Trump further pointed out that his decision was based on Trudeau's "false statements.”
He tweeted, “Based on Justin’s false statements at his news conference, and the fact that Canada is charging massive Tariffs to our U.S. farmers, workers and companies, I have instructed our U.S. Reps not to endorse the Communique as we look at Tariffs on automobiles flooding the U.S. Market!”
Trump’s move drew a strong rebuke from France and Germany.
Then, on Sunday, Trump’s top economic adviser Larry Kudlow and trade adviser Peter Navarro also attacked Trudeau.
Kudlow accused Canada of making “polarising” statements about the United States’ trade policy, and said that Trump had to pull out of a joint G7 statement because the Canadian Prime Minister had “stabbed us in the back.”
Claiming that the U.S. had “compromised” and joined the communique issued following the summit, Kudlow pointed out that the country took exception with Trudeau’s news conference.
He said, “We went through it. We agreed. We compromised on the communique. We joined the communique in good faith.”
Adding, “He (Trudeau) held a press conference and he said the U.S. is insulting. He said that Canada has to stand up for itself. He says that we are the problem with tariffs. The non-factual part of this is — they have enormous tariffs. Here’s the thing. He really kind of stabbed us in the back. He did a great disservice to the whole G7.”
Kudlow also called Trudeau's press conference a "sophomoric, political stunt for domestic consumption."
Meanwhile, Navarro reinforced the message in a separate interview and said, "There is a special place in Hell for any leader that engages in bad faith diplomacy with President Donald J Trump and then tries to stab him in the back on the way out the door."
Continuing his attacks, Trump tweeted that Trudeau was “dishonest and weak.”
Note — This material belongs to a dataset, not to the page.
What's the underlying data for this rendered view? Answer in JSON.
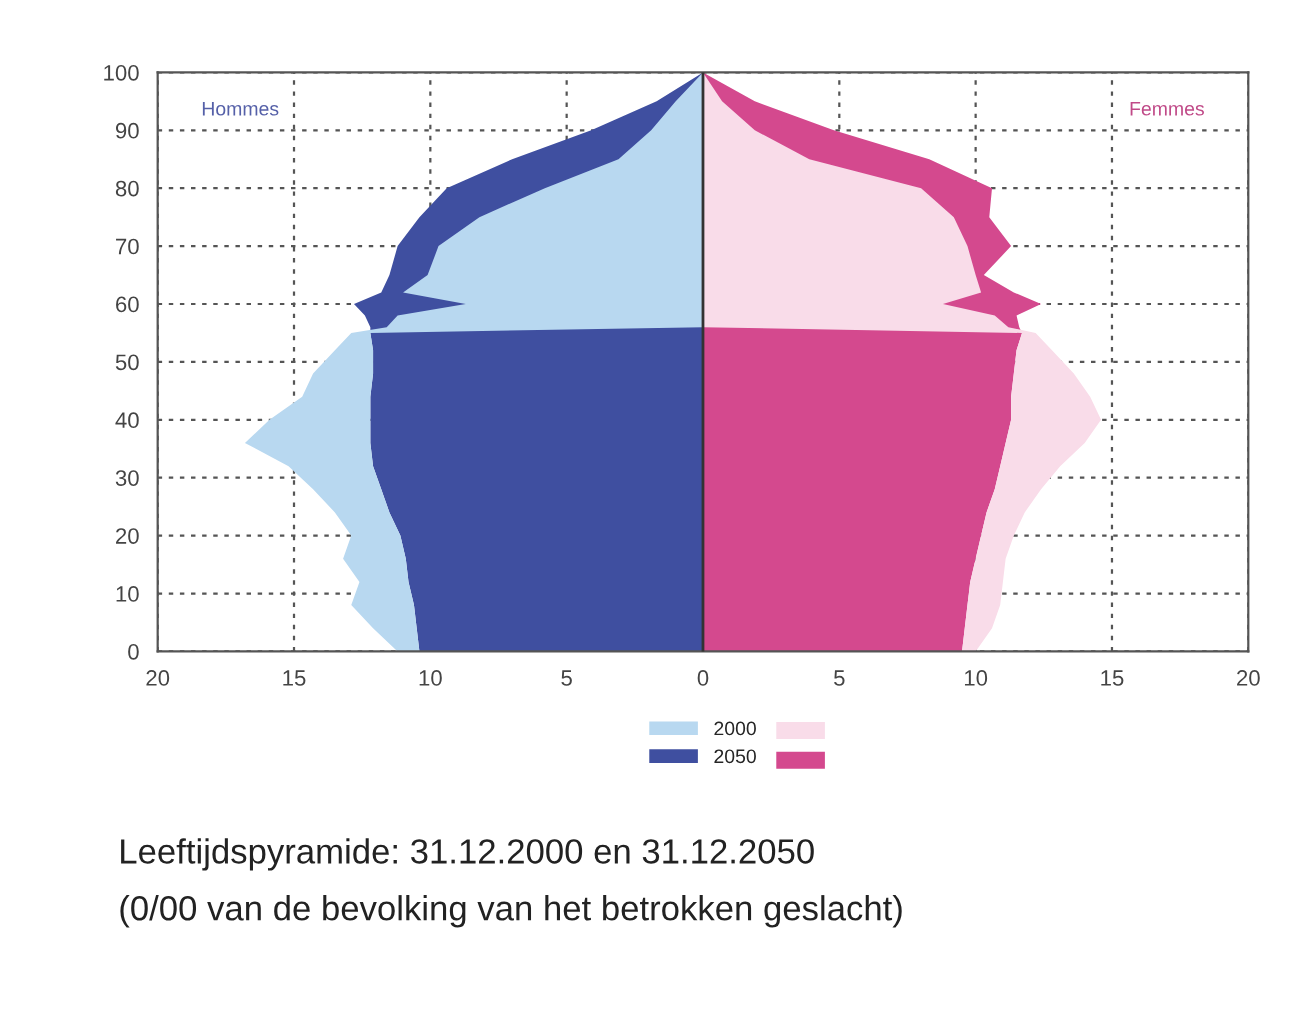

Trump wrote, “PM Justin Trudeau of Canada acted so meek and mild during our @G7 meetings only to give a news conference after I left saying that, “US Tariffs were kind of insulting” and he “will not be pushed around.” Very dishonest & weak. Our Tariffs are in response to his of 270% on dairy!”
In response to the criticism, Trudeau’s office issued a statement clarifying that he had "said nothing he hasn't said before - both in public, and in private conversations with the president" and vowed to abide by the G7 final communique.
Trudeau’s office said, “We are focused on everything we accomplished here at the G7 summit. The Prime Minister said nothing he hasn’t said before—both in public, and in private conversations with the president.”
As Trump’s attacks grew, other G7 partners, who were baffled at Trump's outburst, pledged to support the communique, which says that the group of major industrial nations, including Canada, the U.S., the U.K., France, Italy, Japan and Germany, had agreed on the need for "free, fair, and mutually beneficial trade" and the importance of fighting protectionism.
Taking a dig at Trump, the French President Emmanuel Macron said in a statement that "international co-operation cannot be dictated by fits of anger and throwaway remarks.”
The statement from the French president added, ”Let's be serious and worthy of our people. We make commitments and keep to them.”